No. Buyers price firms on normalized EBITDA and cash-flow quality. A firm with 25% EBITDA margin and contracted revenue is worth more than a firm at the same revenue with 10% margin and no contracts. Buyers pay for transferable cash flow, not billing volume.
Should I expect an earn-out, and why has it become the norm?
Yes. Tighter bank credit reduces cash available at closing, and client-attrition risk pushes buyers to tie part of the price to performance.
The typical structure is 10% to 30% of the price tied to revenue or retention over 1 to 3 years. The seller's work is to negotiate an achievable target, readable metrics and access to the measurement mechanism.
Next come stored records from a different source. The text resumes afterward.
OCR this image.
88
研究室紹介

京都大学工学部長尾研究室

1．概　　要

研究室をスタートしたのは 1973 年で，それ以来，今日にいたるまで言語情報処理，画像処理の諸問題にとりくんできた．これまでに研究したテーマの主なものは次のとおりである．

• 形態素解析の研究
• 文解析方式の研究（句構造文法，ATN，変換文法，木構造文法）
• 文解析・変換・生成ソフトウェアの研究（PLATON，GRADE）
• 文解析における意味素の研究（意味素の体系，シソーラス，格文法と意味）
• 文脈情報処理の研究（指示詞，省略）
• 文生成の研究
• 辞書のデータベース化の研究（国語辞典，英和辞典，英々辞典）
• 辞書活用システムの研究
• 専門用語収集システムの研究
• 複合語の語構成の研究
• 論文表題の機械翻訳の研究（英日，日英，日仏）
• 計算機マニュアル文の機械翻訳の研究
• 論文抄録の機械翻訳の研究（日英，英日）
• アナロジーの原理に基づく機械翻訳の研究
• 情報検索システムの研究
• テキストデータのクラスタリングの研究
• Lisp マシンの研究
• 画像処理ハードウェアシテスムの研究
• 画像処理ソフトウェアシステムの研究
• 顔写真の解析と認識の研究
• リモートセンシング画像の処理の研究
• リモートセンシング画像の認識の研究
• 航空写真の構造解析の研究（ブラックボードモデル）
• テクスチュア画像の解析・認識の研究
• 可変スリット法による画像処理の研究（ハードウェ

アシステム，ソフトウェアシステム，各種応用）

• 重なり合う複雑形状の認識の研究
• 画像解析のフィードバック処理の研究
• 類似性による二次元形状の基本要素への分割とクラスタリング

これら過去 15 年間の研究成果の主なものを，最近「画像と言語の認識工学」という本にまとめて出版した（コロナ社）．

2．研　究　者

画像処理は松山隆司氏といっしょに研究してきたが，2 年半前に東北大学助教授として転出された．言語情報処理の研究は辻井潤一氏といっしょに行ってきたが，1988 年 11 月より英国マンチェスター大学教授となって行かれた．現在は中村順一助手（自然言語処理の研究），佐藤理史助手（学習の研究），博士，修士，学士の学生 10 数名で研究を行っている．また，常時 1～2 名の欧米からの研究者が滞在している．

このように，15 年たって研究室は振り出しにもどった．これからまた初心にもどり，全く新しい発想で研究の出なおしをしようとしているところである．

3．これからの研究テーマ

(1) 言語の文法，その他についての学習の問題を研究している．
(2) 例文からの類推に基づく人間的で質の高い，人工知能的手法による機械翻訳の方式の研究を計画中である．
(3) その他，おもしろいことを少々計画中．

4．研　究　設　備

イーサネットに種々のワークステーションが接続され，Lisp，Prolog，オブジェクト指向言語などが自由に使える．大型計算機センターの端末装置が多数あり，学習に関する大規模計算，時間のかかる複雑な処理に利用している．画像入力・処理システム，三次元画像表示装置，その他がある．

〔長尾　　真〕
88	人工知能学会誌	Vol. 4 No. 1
How long will I have to stay after the sale?
Typically 6 months to 3 years, depending on the buyer profile and how dependent the firm is on you personally.
A strategic competitor with their own management team may settle for 6 to 12 months of transition. An individual buyer will often require 1 to 3 years to transfer key client relationships. For an internal buyout (partners or key managers), the ideal handover runs 5 to 7 years — typically financed through a vendor take-back, BDC, and Investissement Québec.
Can the departure of key employees sink the sale?
Yes. In a sector with skilled-talent shortages, a buyer can't replace a departed team in a few weeks. High turnover or weak employment agreements will sink offers or block the deal.
The work happens well before going to market: internal non-solicitation clauses, transaction-linked retention bonuses and a written retention plan for key profiles.